Nickerson said the inevitable calls for immediate action after a shooting often miss the point.

“We are getting better providing, unfortunately in some ways, the crisis intervention, but that’s after something terrible happens,” she said. “As we look toward solutions after something like this happens, people automatically go to highly expensive hardware sorts of solutions. Why don’t we have metal detectors? Where are the cameras? Where are the guards?

“I’m not saying those things aren’t important,” she said. “But to create a safe and secure environment, we have to address psychological safety and connectedness and how we are resolving conflicts that doesn’t involve more conflict. That is critically important, and our school-based mental health experts are trained to do that. But there aren’t enough people and not enough hours in the day currently with the way our staffing is.”

Though research and common sense say that schools should be properly staffed with health professionals, that has not been the focus of modern school reformers, who have focused not on the health of students but on testing metrics.

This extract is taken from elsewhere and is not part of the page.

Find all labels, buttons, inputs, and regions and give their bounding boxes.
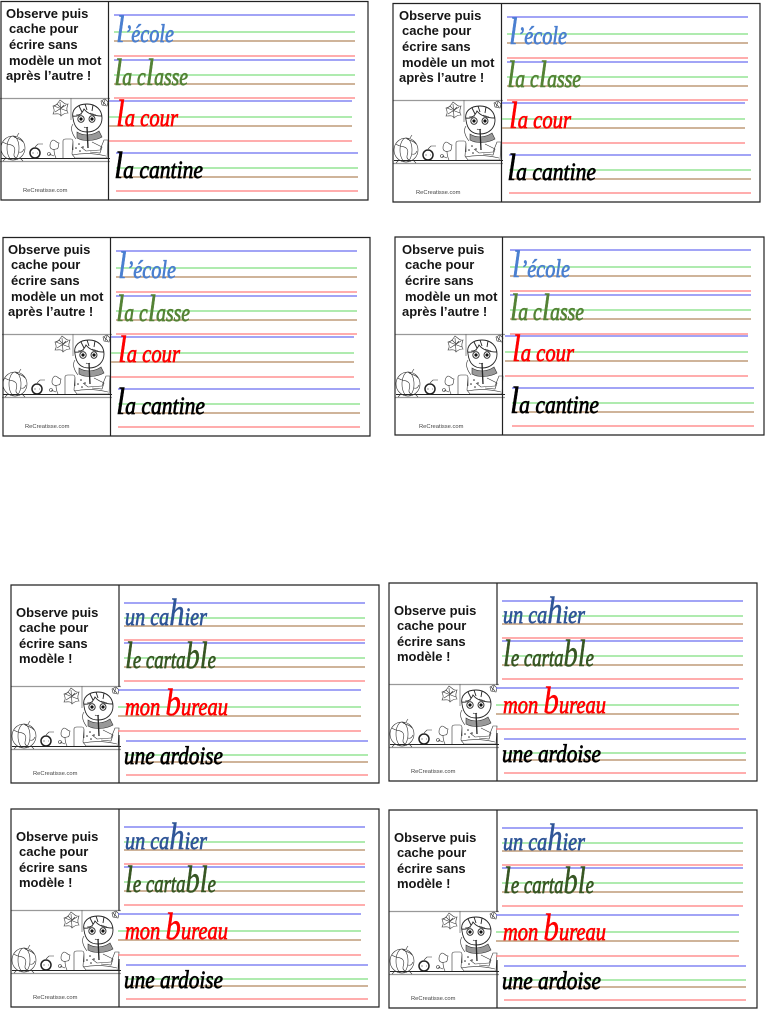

That was true in Democratic and Republican presidential administrations, including the current one. President Trump’s statement about the shooting in South Florida, which left 17 people dead, said in part:

Our administration is working closely with local authorities to investigate the shooting and learn everything we can. We are committed to working with state and local leaders to help secure our schools, and tackle the difficult issue of mental health.

Yet on Monday, his administration released a 2019 budget proposal that mental health professionals said does not show a commitment to tackling the many issues affecting mental health.

The National Association of School Psychologists, for example, expressed “deep concern” with specific proposed items, including gutting significant programs in the federal K-12 law. The American Psychological Association said while the budget includes additional resources to address the nation’s opioid epidemic, improve veterans’ health care and fund scientific research, it “would decimate critical education, justice and behavioral health workforce programs if enacted.”

There is something else missing in the United States that affects the mental health of students, as explained in this Washington Post story about mass shootings at U.S. schools compared with other countries:

There’s also another crucial difference with the United States: extensive, mandatory health insurance, which allows schools to have direct and immediate access to psychologists and intervention teams.

Europeans had school shootings, too. Then they did something about it.

If schools are calling in grief counselors, it’s already too late to avoid disaster. And if Americans really cared about having the personnel in schools to address mental health needs, then schools would be adequately staffed with the professionals who students need to be healthy and do their best.